The Wild West is alive and well at the state Capitol. Gunslinger Gov. Jan. Brewer and her posse at the Legislature needed just six days to corral and send packing Colleen Mathis, the chair of the Independent Redistricting Commission.
No need for a judge, a jury, testimony or a trial. No sirree. This was a political hangin' plain and simple.
We say that because there were far better ways to proceed if the governor and her fellow Republicans truly believe that Mathis was guilty of "substantial neglect of duty" and "gross misconduct in office."
The governor has the power to remove Mathis on those grounds. But Brewer's hasty process produced no smoking gun, no evidence to prove Mathis was guilty beyond a reasonable doubt.
Brewer herself admitted as much in a statement in which she said Mathis "has created a cloud of suspicion that will not lift."
So now "suspicion" is the standard our governor uses to remove someone from office? That's frightening.
In a case so important and so saturated by politics, Arizonans deserved to hear all of the facts before judgment was cast.
The stakes for both politicians and voters are high. The commission will draw the lines that determine Arizona's congressional and legislative districts for the next decade. Where the boundaries are drawn can make a district "safe" for one party or the other. A competitive district can endanger an incumbent.
There's no way to completely remove politics from redistricting, but Brewer and the posse didn't even try. Their decision was precipitous and unfair.
Let's examine what is known about Mathis' actions.
The governor alleged that Mathis, a registered independent, violated the Open Meeting Law by calling the other four commissioners to line up votes to select a mapping consultant ahead of a public meeting.
The two Republicans say Mathis did that. The two Democrats and Mathis say there was no violation. Does "no violation" mean they never spoke, or that they talked but didn't say how they'd vote?
Attorney General Tom Horne contends that sequential calls to more than one commissioner violates the law, period. We're not sure about that. Commissioners can talk to one another outside of a public meeting, but they cannot do it for the purpose of making secret agreements.
It was stupid at best if Mathis talked in private with any commissioner about any matter of substance. And she certainly didn't need to directly ask - How will you vote? - to violate the law. It's possible to glean from the tenor of a conversation how someone is likely to vote.
There's only one way to find out if Mathis violated the law. Attorney General Horne should file suit.
It's his job to prosecute violations of the law, and why he didn't do it weeks ago given what he's opined about the matter, we do not understand.
Have each commissioner, under oath and in open court, tell a judge what did or didn't happen.
If Mathis violated the law, there's also a question about the penalty. Phoenix lawyer Daniel Barr, who has practiced media law in Arizona for 26 years, said he couldn't remember any case in which a judge threw a violator out of office.
The usual punishment is for the illegally made decision to be overturned. No do-over for Mathis, though. Straight out the exit door.

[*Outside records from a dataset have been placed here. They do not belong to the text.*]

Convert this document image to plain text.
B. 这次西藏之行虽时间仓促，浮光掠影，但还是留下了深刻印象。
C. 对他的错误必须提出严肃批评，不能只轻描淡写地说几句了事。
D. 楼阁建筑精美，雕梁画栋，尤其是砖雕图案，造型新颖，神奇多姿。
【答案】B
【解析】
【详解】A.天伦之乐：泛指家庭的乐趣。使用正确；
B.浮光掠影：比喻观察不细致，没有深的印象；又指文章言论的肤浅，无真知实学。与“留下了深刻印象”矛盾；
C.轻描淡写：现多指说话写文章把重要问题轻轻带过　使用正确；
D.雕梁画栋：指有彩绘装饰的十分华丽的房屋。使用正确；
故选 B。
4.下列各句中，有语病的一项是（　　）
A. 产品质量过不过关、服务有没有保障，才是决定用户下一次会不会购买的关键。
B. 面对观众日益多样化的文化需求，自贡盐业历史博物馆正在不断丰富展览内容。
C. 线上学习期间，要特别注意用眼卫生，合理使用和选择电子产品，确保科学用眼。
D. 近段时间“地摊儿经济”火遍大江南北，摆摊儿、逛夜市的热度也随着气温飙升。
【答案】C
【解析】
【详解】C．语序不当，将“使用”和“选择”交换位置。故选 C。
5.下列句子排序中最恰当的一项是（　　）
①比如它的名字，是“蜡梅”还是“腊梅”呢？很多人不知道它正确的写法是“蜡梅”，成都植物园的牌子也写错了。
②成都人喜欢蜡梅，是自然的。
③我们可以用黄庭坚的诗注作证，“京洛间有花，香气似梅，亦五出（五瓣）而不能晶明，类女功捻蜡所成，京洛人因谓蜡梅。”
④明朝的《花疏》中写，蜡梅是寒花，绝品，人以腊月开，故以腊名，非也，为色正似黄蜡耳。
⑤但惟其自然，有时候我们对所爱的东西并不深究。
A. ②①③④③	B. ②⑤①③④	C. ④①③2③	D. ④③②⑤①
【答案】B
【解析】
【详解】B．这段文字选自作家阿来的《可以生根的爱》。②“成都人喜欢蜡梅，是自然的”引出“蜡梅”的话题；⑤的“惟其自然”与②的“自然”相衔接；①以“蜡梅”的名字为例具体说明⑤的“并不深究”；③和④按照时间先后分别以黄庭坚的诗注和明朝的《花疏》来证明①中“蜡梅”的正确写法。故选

Gov. Brewer's second allegation is that in drawing the maps, Mathis failed to accommodate the six goals required by the Arizona Constitution.
Voters do have enough information on this "count" to reach their own conclusions. Full transcripts of the commission's dozens of meetings are on its website.
If you read them, you'll see that all five commissioners have taken their assignment seriously. They've moved lines time and again and spent hours discussing how each change complies with the six requirements.
They've discussed how difficult it is to meet all six, and there's no question that it is. Above all, the maps must pass muster with the federal Voting Rights Act, which means they cannot dilute the voting strength of minorities. After that, the districts should - to the extent possible - have equal population, preserve communities of interest, be compact and contiguous, and be competitive.
We don't see any evidence that Mathis exhibited "gross misconduct."
It's true that she pushed for a vote on a draft congressional map over the objections of the Republicans. The vote was 3-1-1, with Rick Stertz voting "no" and Scott Freeman abstaining. They protested that they'd seen the latest version for the first time that morning and needed more time to examine it.
Mathis said she wanted a vote because the hour grows late. The draft is subject to public hearings, then the commission can make revisions before it submits the map to the Justice Department, which will review it for voting act compliance.
If history holds, Justice will take several months and ask for changes. Ultimately, local elections officials need time to create precincts and determine where we'll all vote next year.
It appears that Mathis' real misdeed is putting out for public comment a map that the governor and fellow Republicans think is wrong.
What Brewer should have done was to show up at the public hearings and state her case against the draft map. Show the commission the error of its ways and bring public pressure to bear for a revision.
If that doesn't work, Gov. Brewer could sue and ask a court to overturn the final maps. That's what Democrats unsuccessfully tried after the last redistricting.
Voters spoke loud and clear in 2000 when they took the job of redistricting away from the Legislature and gave it to the commission. They didn't want incumbents in direct control.
Instead, the governor and Republican legislators mounted up and showed Arizona voters that they're the law in this land. That's injustice, Old West style.